I was solving some problems on functional equations especially on multiplicative functions today. I noticed that a strictly increasing completely multiplicative function $f:\mathbb N \to\mathbb N$ depends much on the value of $f(2)$. And there are some values of $f(2)$ (such as $f(2)=3$) for which such functions can not exist. So the following question came to my mind:
Let $f:\mathbb N\to\mathbb N$ be a strictly increasing completely multiplicative function with $f(2)=k$. Find the values of $k$ for which there cannot exist the function $f$ with the given properties.
I tried the problem for small values of $f(2)$ and here are the results (I will skip some of the proofs as they have been proved before in this site):
-
$f(2)=1$: Since $f(1)<f(2)=1$, there cannot exist the function.
-
$f(2)=2$: In this case, $f(n)=n\ \forall n\in\mathbb N$.
(Proof) -
$f(2)=3$: We have $f(3^2)>f(2^3)=27$ or $f(3)>5$ and $f(3^8)<f(2^{13})=3^{13}$ or $f(3)<6$. Since $5<f(3)<6$, the function cannot exist.
-
$f(2)=4$: In this case, $f(n)=n^2\ \forall n\in\mathbb N$.
(Proof)
So we have found two values of $k$. What are the other values? Are they the set of odd numbers or powers of $2$? How to prove in general?
Best Answer
The only completely multiplicative increasing functions $\mathbb{N} \to \mathbb{N}$ are of the form $f(n) = n^j$ for some positive integer $j$.
To prove this, let $f(2) = 2^w$ for some real number $w$. Then consider $f(k)$.
Suppose that $f(k) > k^w$. In this case, we have $\log_2(f(k)) > w \log_2(k)$ and therefore $\log_2(k) < \frac{\log_2(f(k))}{w}$.
The rational numbers are dense, so take some $a \in \mathbb{N}, b \in \mathbb{N}, b > 0$ such that $\log_2(k) < \frac{a}{b} < \frac{\log_2(f(k))}{w}$.

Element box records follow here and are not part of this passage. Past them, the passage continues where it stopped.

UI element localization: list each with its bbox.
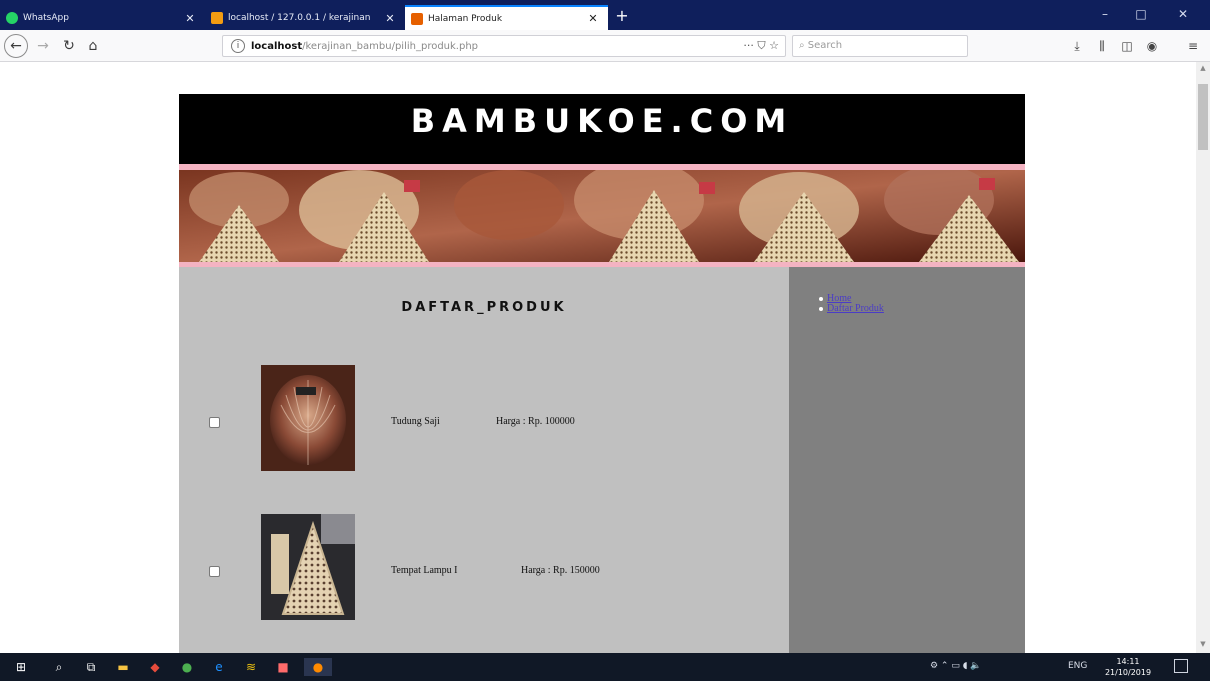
search-input[interactable]: ⌕ Search xyxy=(792,35,968,57)
bullet-icon xyxy=(819,306,823,311)
close-window-button[interactable]: ✕ xyxy=(1168,4,1198,24)
minimize-button[interactable]: – xyxy=(1090,4,1120,24)
tab-title: WhatsApp xyxy=(23,13,69,23)
tab-title: localhost / 127.0.0.1 / kerajinan xyxy=(228,13,371,23)
clock-time: 14:11 xyxy=(1116,657,1140,666)
language-indicator[interactable]: ENG xyxy=(1068,661,1087,671)
tab-whatsapp[interactable]: WhatsApp ✕ xyxy=(0,6,205,30)
bullet-icon xyxy=(819,296,823,301)
sublime-icon[interactable]: ≋ xyxy=(242,658,260,676)
download-icon[interactable]: ⤓ xyxy=(1068,37,1086,55)
product-item: Tempat Lampu I Harga : Rp. 150000 xyxy=(179,514,789,622)
url-path: /kerajinan_bambu/pilih_produk.php xyxy=(302,40,479,52)
vertical-scrollbar[interactable]: ▲ ▼ xyxy=(1196,62,1210,653)
address-bar[interactable]: i localhost /kerajinan_bambu/pilih_produ… xyxy=(222,35,786,57)
banner-image xyxy=(179,170,1025,262)
phpmyadmin-icon xyxy=(211,12,223,24)
scroll-down-icon[interactable]: ▼ xyxy=(1196,640,1210,648)
clock[interactable]: 14:11 21/10/2019 xyxy=(1102,656,1154,678)
file-explorer-icon[interactable]: ▬ xyxy=(114,658,132,676)
close-tab-icon[interactable]: ✕ xyxy=(586,12,600,25)
search-icon[interactable]: ⌕ xyxy=(50,658,68,676)
page-favicon-icon xyxy=(411,12,423,25)
site-title: BAMBUKOE.COM xyxy=(410,102,794,140)
product-checkbox[interactable] xyxy=(209,566,220,577)
close-tab-icon[interactable]: ✕ xyxy=(383,12,397,25)
product-price: Harga : Rp. 100000 xyxy=(496,416,575,427)
product-checkbox[interactable] xyxy=(209,417,220,428)
product-image-tempat-lampu xyxy=(261,514,355,620)
firefox-icon[interactable]: ● xyxy=(304,658,332,676)
app-icon[interactable]: ◆ xyxy=(146,658,164,676)
section-title: DAFTAR_PRODUK xyxy=(401,300,567,315)
site-info-icon[interactable]: i xyxy=(231,39,245,53)
product-image-tudung-saji xyxy=(261,365,355,471)
product-name: Tudung Saji xyxy=(391,416,440,427)
sidebar-nav: Home Daftar Produk xyxy=(819,294,884,314)
page-viewport: BAMBUKOE.COM DAFTAR_PRODUK Tudung Saji H… xyxy=(0,62,1196,653)
start-button[interactable]: ⊞ xyxy=(12,658,30,676)
sidebar-item-daftar-produk: Daftar Produk xyxy=(819,304,884,314)
scroll-up-icon[interactable]: ▲ xyxy=(1196,64,1210,72)
product-name: Tempat Lampu I xyxy=(391,565,458,576)
product-price: Harga : Rp. 150000 xyxy=(521,565,600,576)
url-host: localhost xyxy=(251,40,303,52)
daftar-produk-link[interactable]: Daftar Produk xyxy=(827,303,884,314)
site-container: BAMBUKOE.COM DAFTAR_PRODUK Tudung Saji H… xyxy=(179,94,1025,653)
sidebar: Home Daftar Produk xyxy=(789,267,1025,653)
forward-button[interactable]: → xyxy=(32,36,54,56)
tab-bar: WhatsApp ✕ localhost / 127.0.0.1 / keraj… xyxy=(0,0,1210,30)
app-icon[interactable]: ■ xyxy=(274,658,292,676)
back-button[interactable]: ← xyxy=(4,34,28,58)
search-icon: ⌕ xyxy=(799,40,808,51)
page-actions[interactable]: ··· ⛉ ☆ xyxy=(743,39,779,53)
site-header: BAMBUKOE.COM xyxy=(179,94,1025,164)
taskbar: ⊞ ⌕ ⧉ ▬ ◆ ● e ≋ ■ ● ⚙ ⌃ ▭ ◖ 🔈 ENG 14:11 … xyxy=(0,653,1210,681)
navigation-bar: ← → ↻ ⌂ i localhost /kerajinan_bambu/pil… xyxy=(0,30,1210,62)
home-button[interactable]: ⌂ xyxy=(82,36,104,56)
edge-icon[interactable]: e xyxy=(210,658,228,676)
clock-date: 21/10/2019 xyxy=(1104,668,1152,677)
scroll-thumb[interactable] xyxy=(1198,84,1208,150)
chrome-icon[interactable]: ● xyxy=(178,658,196,676)
product-item: Tudung Saji Harga : Rp. 100000 xyxy=(179,365,789,473)
menu-icon[interactable]: ≡ xyxy=(1184,37,1202,55)
tab-phpmyadmin[interactable]: localhost / 127.0.0.1 / kerajinan ✕ xyxy=(205,6,405,30)
library-icon[interactable]: ⫼ xyxy=(1093,37,1111,55)
task-view-icon[interactable]: ⧉ xyxy=(82,658,100,676)
account-icon[interactable]: ◉ xyxy=(1143,37,1161,55)
whatsapp-icon xyxy=(6,12,18,24)
tab-halaman-produk[interactable]: Halaman Produk ✕ xyxy=(405,5,608,30)
close-tab-icon[interactable]: ✕ xyxy=(183,12,197,25)
new-tab-button[interactable]: + xyxy=(610,5,634,27)
reload-button[interactable]: ↻ xyxy=(58,36,80,56)
search-placeholder: Search xyxy=(807,40,843,51)
maximize-button[interactable]: □ xyxy=(1126,4,1156,24)
notification-icon[interactable] xyxy=(1174,659,1188,673)
main-content: DAFTAR_PRODUK Tudung Saji Harga: Rp. 10… xyxy=(179,267,789,653)
sidebar-icon[interactable]: ◫ xyxy=(1118,37,1136,55)
system-tray-icons[interactable]: ⚙ ⌃ ▭ ◖ 🔈 xyxy=(930,661,982,671)
tab-title: Halaman Produk xyxy=(428,13,503,24)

Then we see that $k^b < 2^a$. Therefore, $f(k)^b = f(k^b) < f(2^a) = f(2)^a = 2^{w \cdot a}$. But we also see that $2^{w \cdot a} < f(k)^b$. Contradiction.
Similarly, suppose $f(k) < k^w$. In that case, we have $\log_2(k) > \frac{\log_2(f(k))}{w}$.
By the density of the rational numbers, we take some $a, b \in \mathbb{N}$, $b > 0$ such that $\frac{\log_2(f(k))}{w} < \frac{a}{b} < \log_2(k)$.
From $\frac{a}{b} < \log_2(k)$, we derive that $2^a < k^b$ and hence that $2^{a \cdot w} = f(2)^a = f(2^a) < f(k^b) = f(k)^b$. From $\frac{\log_2(f(k))}{w} < \frac{a}{b}$, we derive that $f(k)^b < 2^{a \cdot w}$. Again, we have a contradiction.
Therefore, we see that $f(k) = k^w$ for all $k$.
Clearly, we must have $w > 0$ to make $f$ increasing. And since $n^w$ is an integer for all $n$, we see that $w$ must be an integer.
So the answer is that the only possible values of $f(2)$ are the even powers of 2.